Monday, February 7, 2011

Experiencing Life As A Dream

Sister Jo and I began our sojourn two months ago. It feels like many more months than that, which got me to thinking. I’ve always known that one’s sense of the passage of time is relative to the experiences within the timeframe being referenced. There’s a very valid reason for the phenomenon.
Back in the 1970’s researchers at either the University of Michigan or Michigan State University did a long term study on time perception. They found that there is both “real” time and “mind” time.
Time Differences
The researchers found profound differences between the two types of time.
“Real” time was defined as the passage of time as recorded by a clock. Such time is a man-made measurement of experience. It’s also considered a measurement related to distance, but still a measurement.
“Mind” time was defined as a person’s individual experiential perception. Each person perceives the passage of time differently according to how fast their mind processes information, as well as the emotional investment used during the experience.
Apparently the research was prompted by someone asking why a person can experience hours or days of time passage within the body of a dream. The brain processes information in nanoseconds, which is infinitely faster than clock time. The researchers decided to look for the truth.
The Experiment
The basic experiment was a simple one. Find subjects who’d always wanted to learn to do one thing specifically—compose music, learn a foreign language, etc. Once the subjects were located [all were mature adults], each one was hypnotized for their instruction.
Example: [Not taken from actual study] During hypnosis a subject—let’s say a civil servant--is told that he’s been given two years to learn how to write music, which he’s always dreamed about. He can stay in his room and learn for that two years. He will be provided with everything he needs to learn. All he has to do was ask.
He’s told that someone will come to tell him when his time is up. He’s left to his own devices to use the resources provided to learn his new field. Whatever he asks for, he receives. He spends his time working on a computer, playing with instruments, and learning.
The Results
Are you concerned? Don’t be. The amount of time he’s in the room, as measured in “real” time, is only a few hours.
The result astounds the researchers. Not only can the man compose music but beautiful music and is ecstatic with the results of his new education. He’s also told that only a few hours have passed since he began.
The ultimate reality is that “mind” time runs and processes information incredibly fast. Learning under this process of mind usage is excellent, takes little “real” time, and has lasting effects. (When rechecked several months later, our civil servant is happily writing music for publication.)
Personal Appreciation of “Mind” Time
You might ask what this has to do with anything. Why is it important?

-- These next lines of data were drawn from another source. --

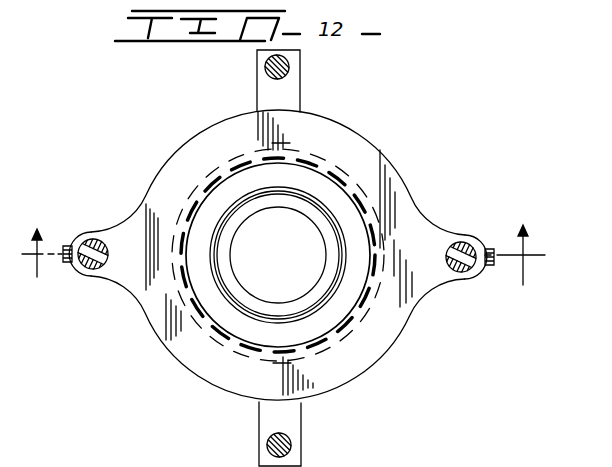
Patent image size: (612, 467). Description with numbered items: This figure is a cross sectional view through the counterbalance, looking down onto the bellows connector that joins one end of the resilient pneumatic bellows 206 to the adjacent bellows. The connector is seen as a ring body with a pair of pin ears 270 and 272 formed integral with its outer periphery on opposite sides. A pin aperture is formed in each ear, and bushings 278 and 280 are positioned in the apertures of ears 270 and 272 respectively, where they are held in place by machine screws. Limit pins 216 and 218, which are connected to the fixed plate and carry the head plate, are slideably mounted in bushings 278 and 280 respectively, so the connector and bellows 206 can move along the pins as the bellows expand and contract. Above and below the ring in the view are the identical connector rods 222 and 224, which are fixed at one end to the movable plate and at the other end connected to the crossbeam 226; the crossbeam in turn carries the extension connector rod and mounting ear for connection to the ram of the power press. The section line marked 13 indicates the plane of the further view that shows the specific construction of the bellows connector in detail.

The resilient pneumatic bellows 206 is at (362, 198).
The pin 216 is at (96, 262).
The pin 218 is at (458, 264).
The connector rod 222 is at (287, 63).
The connector rod 224 is at (289, 442).
The crossbeam 226 is at (290, 95).
The pin ear 270 is at (103, 230).
The pin ear 272 is at (453, 232).
The bushing 278 is at (82, 267).
The bushing 280 is at (450, 268).
The section line 13- 13 is at (281, 257).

It’s important for a couple of reasons.
When I said that our time on the road seemed to have lasted many months, I meant it literally. It seemed as if the calendar should be pushing toward May instead of February.
The reason for that perception is the number of experiences during that near eight weeks on the road. We’d covered 18 states in that “real” time. Within each of those states were individual experiences that had made an impact on our memories, either good or bad. That’s a mighty load of memories in so short a timeframe.
We’d taken a few notes here and there about most of the major experiences, but not the entirety of the road experience. My poor fingers would never have been still if that was the case. Whether I preferred it or not, my poor old mind had to carry the brunt of the load in memory form with scanty notations along the way.
The good thing about experiential memory is that it doesn’t escape when there are two of us on the drive. Each of us have a slightly different perspective, but that’s why it works so well. We can fill in details better that way. We can use her visuals and my audios. It’s according to who was paying the most attention at the time.
Also, have you ever had one of the days when you’ve worked and worked, gotten tons completed, and then looked at the clock only to see that only a couple of hours have passed? That, my friend, is “mind” time in action. Enjoy it while you have it. It usually accompanies those days when clock time seems to drag along and it seems that the day will never be over. Ever have one of those?
If not, I’m sorry. I used to groan each time until I realized how much I could get written during “MIND TIME.” It’s my writer’s best friend come to call.
I can use it for marketing research, which always seems to take forever. I can use it to draw out a plot or rough out an essay. It’s lovely for poetry. I relish those days now.
Take a minute and think about whether you’re using your mind time to its best advantage. Until we talk again,


  1. That's really interesting Claudsy! I think I use clock time while at work and mind time when I'm writing. However, when I'm writing, the clock time goes so much faster then my mind time. My mind time is so into it that it seems as though only 1 hours has passed, however the clock tells me its been 4 hours!!

    But this was really an interesting article. I enjoyed reading it. And the clock says it only took me a few minutes!

  2. Thanks, Allyn. For me, I never kknow when mind time will kick in and take over. I'm always surprised. I do like it when it happens, though.

    I just wish I could control shen it happened. Then I might get some real work done and more of it.